Women physicians have made breakthrough discoveries that benefit
everyone. They have brought new perspectives that are reshaping patient
care, medical education, and public health policies. Barbara Barlow
worked to make playgrounds in Harlem safe for children. Lori Arviso
Alvord, the first Navajo woman to become a board certified surgeon,
combines conventional Western medicine with traditional healing
practices, and Katherine Flores works to increase the number of Latina
women in the profession. Susan Briggs has devoted her career to medical
emergencies in the U.S. and abroad, including the response to the
September 11, 2001, attacks on the World Trade Center in New York.
What about the physicians of the future?

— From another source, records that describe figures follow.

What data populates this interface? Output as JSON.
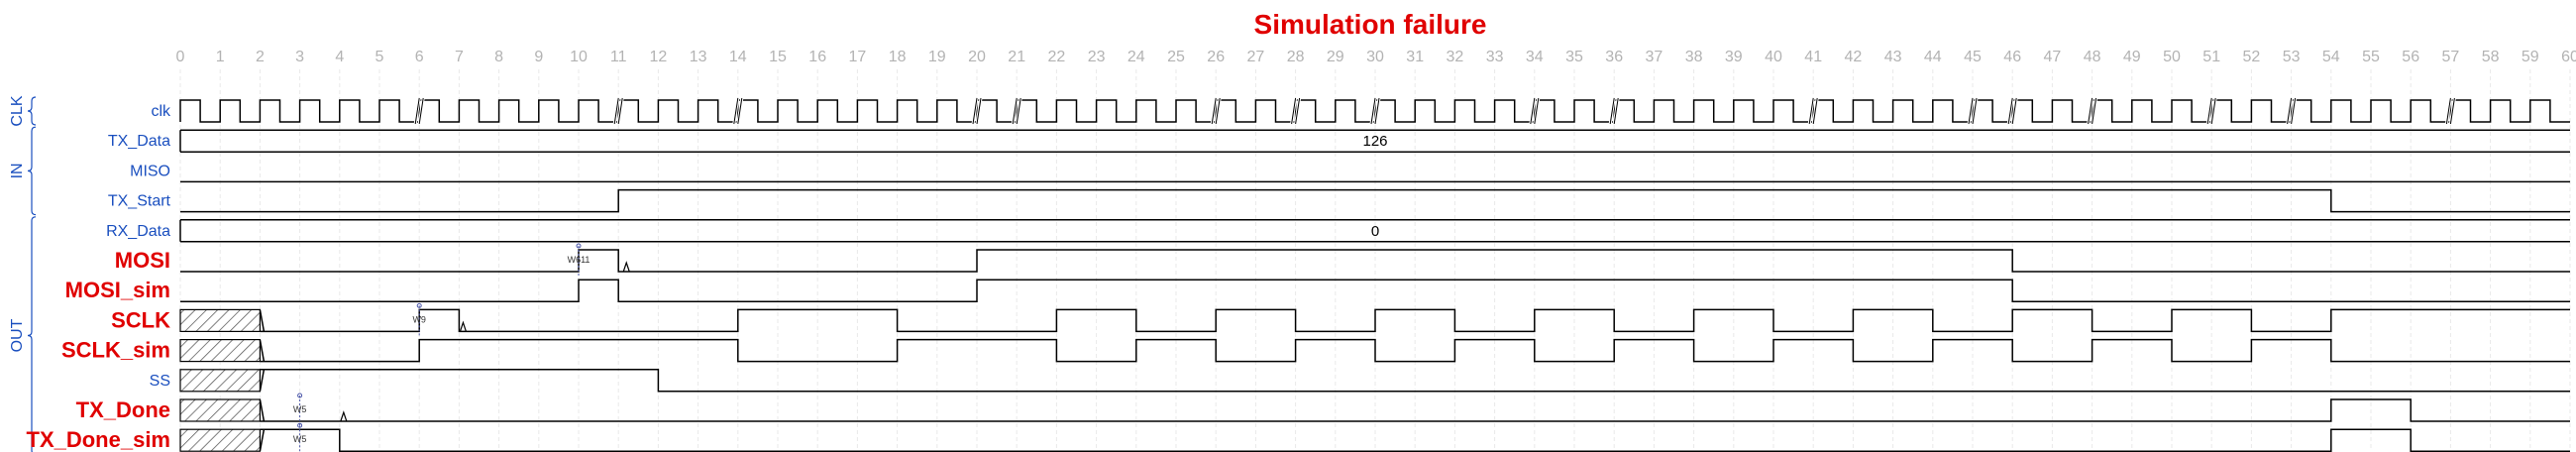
{
  "title": "Simulation failure",
  "ticks": [
    "0",
    "1",
    "2",
    "3",
    "4",
    "5",
    "6",
    "7",
    "8",
    "9",
    "10",
    "11",
    "12",
    "13",
    "14",
    "15",
    "16",
    "17",
    "18",
    "19",
    "20",
    "21",
    "22",
    "23",
    "24",
    "25",
    "26",
    "27",
    "28",
    "29",
    "30",
    "31",
    "32",
    "33",
    "34",
    "35",
    "36",
    "37",
    "38",
    "39",
    "40",
    "41",
    "42",
    "43",
    "44",
    "45",
    "46",
    "47",
    "48",
    "49",
    "50",
    "51",
    "52",
    "53",
    "54",
    "55",
    "56",
    "57",
    "58",
    "59",
    "60"
  ],
  "groups": [
    {
      "label": "CLK",
      "first": 0,
      "last": 0
    },
    {
      "label": "IN",
      "first": 1,
      "last": 3
    },
    {
      "label": "OUT",
      "first": 4,
      "last": 11
    }
  ],
  "signals": [
    {
      "name": "clk",
      "style": "normal",
      "type": "clock",
      "gaps": [
        6,
        11,
        14,
        20,
        21,
        26,
        28,
        30,
        34,
        36,
        41,
        45,
        46,
        48,
        51,
        53,
        57
      ]
    },
    {
      "name": "TX_Data",
      "style": "normal",
      "type": "bus",
      "value": "126"
    },
    {
      "name": "MISO",
      "style": "normal",
      "type": "level",
      "initial": 0,
      "edges": []
    },
    {
      "name": "TX_Start",
      "style": "normal",
      "type": "level",
      "initial": 0,
      "edges": [
        11,
        54
      ]
    },
    {
      "name": "RX_Data",
      "style": "normal",
      "type": "bus",
      "value": "0"
    },
    {
      "name": "MOSI",
      "style": "error",
      "type": "level",
      "initial": 0,
      "edges": [
        10,
        11,
        20,
        46
      ],
      "glitches": [
        11.2
      ],
      "marker": {
        "at": 10,
        "label": "W611"
      }
    },
    {
      "name": "MOSI_sim",
      "style": "error",
      "type": "level",
      "initial": 0,
      "edges": [
        10,
        11,
        20,
        46
      ]
    },
    {
      "name": "SCLK",
      "style": "error",
      "type": "level",
      "initial": 0,
      "unknown_until": 2,
      "edges": [
        6,
        7,
        14,
        18,
        22,
        24,
        26,
        28,
        30,
        32,
        34,
        36,
        38,
        40,
        42,
        44,
        46,
        48,
        50,
        52,
        54
      ],
      "glitches": [
        7.1
      ],
      "marker": {
        "at": 6,
        "label": "W9"
      }
    },
    {
      "name": "SCLK_sim",
      "style": "error",
      "type": "level",
      "initial": 0,
      "unknown_until": 2,
      "edges": [
        6,
        14,
        18,
        22,
        24,
        26,
        28,
        30,
        32,
        34,
        36,
        38,
        40,
        42,
        44,
        46,
        48,
        50,
        52,
        54
      ]
    },
    {
      "name": "SS",
      "style": "normal",
      "type": "level",
      "initial": 1,
      "unknown_until": 2,
      "edges": [
        12
      ]
    },
    {
      "name": "TX_Done",
      "style": "error",
      "type": "level",
      "initial": 0,
      "unknown_until": 2,
      "edges": [
        54,
        56
      ],
      "glitches": [
        4.1
      ],
      "marker": {
        "at": 3,
        "label": "W5"
      }
    },
    {
      "name": "TX_Done_sim",
      "style": "error",
      "type": "level",
      "initial": 1,
      "unknown_until": 2,
      "edges": [
        4,
        54,
        56
      ],
      "marker": {
        "at": 3,
        "label": "W5"
      }
    }
  ]
}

This exhibition offers role
models such as Antonia Novello, the first woman and first Hispanic
Surgeon General of the United States, Catherine DeAngelis, the first
woman editor of the Journal of the American Medical Association, and
many more remarkable women physicians, whose lives and achievements may
inspire people who view this exhibition to follow in their footsteps
through a career in medicine, or to nurture their special talents and
contribute to the world in other ways.